NOTE: Instead of putting the your_username and your_password into the .odbc.ini file, we could have left it out, and then included the username and password directly in the connection call from R:
`<code rsplus>`
 > chan `<- odbcConnect("mydb1", "your_username", "your_password", case="postgresql")</code>`


####  Using Rdbi (with RdbiPgSQL) to connect to a PostgreSQL database in Ubuntu
Depending on your setup, this package might self-configure and run beautifully, or it might require considerable intervention to track down and configure paths, linker options, and the like. It has worked well for us on typical installations of Ubuntu 6.06 LTS (Dapper) and 7.10 (Gutsy). If you are using Ubuntu and have installed PostgreSQL from the binary .deb package (e.g. via Synaptic or Aptitude), give this a shot:

1. Install the Rdbi and RdbiPgSQL packages in R. Note that these packages are in the Bioconductor repository, not CRAN.
`<code rsplus>`
 $ sudo R
 > install.packages(c("Rdbi", "RdbiPgSQL"), repos="http://www.bioconductor.org")
 > q()`</code>`

2. Start R as a normal user, load RdbiPgSQL (this also loads Rdbi as a dependency), connect to database, then test the connection by listing tables in the database:
`<code rsplus>`
 > library(RdbiPgSQL)
 > conn <- dbConnect(PgSQL(), dbname="your_dbname")
 > dbListTables(conn) #List all tables in the DB
 > mydf <- dbReadTable(conn, "some_table") #Return a table as a dataframe
 > dbDisconnect(conn)`</code>`

Note: The RdbiPgSQL package provides a much faster connection than does RODBC, and is thus advantageous in that sense.

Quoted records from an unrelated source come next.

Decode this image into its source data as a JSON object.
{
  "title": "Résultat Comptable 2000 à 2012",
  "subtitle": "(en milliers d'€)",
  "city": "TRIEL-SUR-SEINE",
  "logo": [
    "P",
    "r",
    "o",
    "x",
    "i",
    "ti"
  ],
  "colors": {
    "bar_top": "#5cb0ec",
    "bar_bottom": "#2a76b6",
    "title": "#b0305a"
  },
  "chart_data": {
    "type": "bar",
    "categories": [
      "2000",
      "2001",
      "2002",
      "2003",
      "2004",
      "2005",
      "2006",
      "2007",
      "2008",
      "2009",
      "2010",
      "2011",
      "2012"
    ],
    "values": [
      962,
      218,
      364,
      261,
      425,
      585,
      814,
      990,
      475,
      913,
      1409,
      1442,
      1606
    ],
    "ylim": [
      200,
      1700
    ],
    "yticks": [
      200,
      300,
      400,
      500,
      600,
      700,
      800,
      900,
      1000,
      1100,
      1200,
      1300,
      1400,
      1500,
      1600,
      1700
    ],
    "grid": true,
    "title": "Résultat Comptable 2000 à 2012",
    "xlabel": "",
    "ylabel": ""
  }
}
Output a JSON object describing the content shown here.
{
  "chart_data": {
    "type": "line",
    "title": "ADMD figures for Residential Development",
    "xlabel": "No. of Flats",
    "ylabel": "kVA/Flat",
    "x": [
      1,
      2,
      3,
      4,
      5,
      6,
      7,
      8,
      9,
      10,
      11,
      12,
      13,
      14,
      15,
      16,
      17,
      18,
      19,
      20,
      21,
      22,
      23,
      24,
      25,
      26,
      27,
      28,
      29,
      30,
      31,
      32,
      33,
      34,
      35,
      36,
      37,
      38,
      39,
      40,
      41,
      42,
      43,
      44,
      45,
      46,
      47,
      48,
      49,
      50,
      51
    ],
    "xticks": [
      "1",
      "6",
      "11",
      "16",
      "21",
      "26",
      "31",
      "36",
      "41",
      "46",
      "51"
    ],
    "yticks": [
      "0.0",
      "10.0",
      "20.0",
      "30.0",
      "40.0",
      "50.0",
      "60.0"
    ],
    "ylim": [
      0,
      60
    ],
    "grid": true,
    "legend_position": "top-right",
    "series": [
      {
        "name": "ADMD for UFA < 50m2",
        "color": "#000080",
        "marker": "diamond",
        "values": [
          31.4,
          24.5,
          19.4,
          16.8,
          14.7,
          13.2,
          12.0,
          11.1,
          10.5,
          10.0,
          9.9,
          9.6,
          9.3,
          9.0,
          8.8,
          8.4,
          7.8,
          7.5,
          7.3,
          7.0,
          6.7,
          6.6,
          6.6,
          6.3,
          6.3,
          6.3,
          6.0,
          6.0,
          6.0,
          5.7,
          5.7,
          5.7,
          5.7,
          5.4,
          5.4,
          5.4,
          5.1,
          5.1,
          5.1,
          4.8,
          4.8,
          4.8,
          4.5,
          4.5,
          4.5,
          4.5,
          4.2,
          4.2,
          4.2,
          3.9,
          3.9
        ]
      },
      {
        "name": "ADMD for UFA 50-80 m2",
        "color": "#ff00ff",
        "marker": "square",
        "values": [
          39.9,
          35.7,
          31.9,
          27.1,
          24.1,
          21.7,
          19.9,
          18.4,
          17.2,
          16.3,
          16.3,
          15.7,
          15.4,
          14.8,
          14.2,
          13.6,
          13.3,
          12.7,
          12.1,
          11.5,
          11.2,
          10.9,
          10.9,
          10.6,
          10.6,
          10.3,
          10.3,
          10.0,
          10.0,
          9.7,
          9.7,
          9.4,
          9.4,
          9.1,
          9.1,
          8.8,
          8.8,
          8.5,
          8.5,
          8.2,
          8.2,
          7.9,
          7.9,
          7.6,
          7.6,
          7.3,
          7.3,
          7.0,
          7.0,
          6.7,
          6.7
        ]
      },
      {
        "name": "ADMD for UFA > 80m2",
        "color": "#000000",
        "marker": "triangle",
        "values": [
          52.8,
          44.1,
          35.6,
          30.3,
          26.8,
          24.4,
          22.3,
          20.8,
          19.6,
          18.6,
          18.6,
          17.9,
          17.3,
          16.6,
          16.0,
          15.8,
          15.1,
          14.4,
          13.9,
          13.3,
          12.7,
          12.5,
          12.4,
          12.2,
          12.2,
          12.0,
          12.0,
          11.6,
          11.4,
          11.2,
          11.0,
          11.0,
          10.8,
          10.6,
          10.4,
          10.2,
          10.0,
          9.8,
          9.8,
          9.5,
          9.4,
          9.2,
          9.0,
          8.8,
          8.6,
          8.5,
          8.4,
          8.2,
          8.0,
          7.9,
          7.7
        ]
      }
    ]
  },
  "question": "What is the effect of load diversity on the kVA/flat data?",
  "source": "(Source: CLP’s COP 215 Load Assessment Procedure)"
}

In a recent test, a ~5000x100 table of primarily character data took ~4 seconds to load with RdbiPgSQL, but ~13 seconds with RODBC. However, RODBC is widely used, and the RdbiPgSQL interface is only implemented in Linux (as far as I know). Thus, if cross-platform compatibility of your R scripts is important, go with the RODBC approach (bearing in mind that it may require monkeying around with ODBC configurations!).


####  Using DBI to connect to a PostgreSQL database in Ubuntu Dapper
Actually, as of Sept 2006 there is no PostgreSQL connection available for DBI! However, this may change in the future?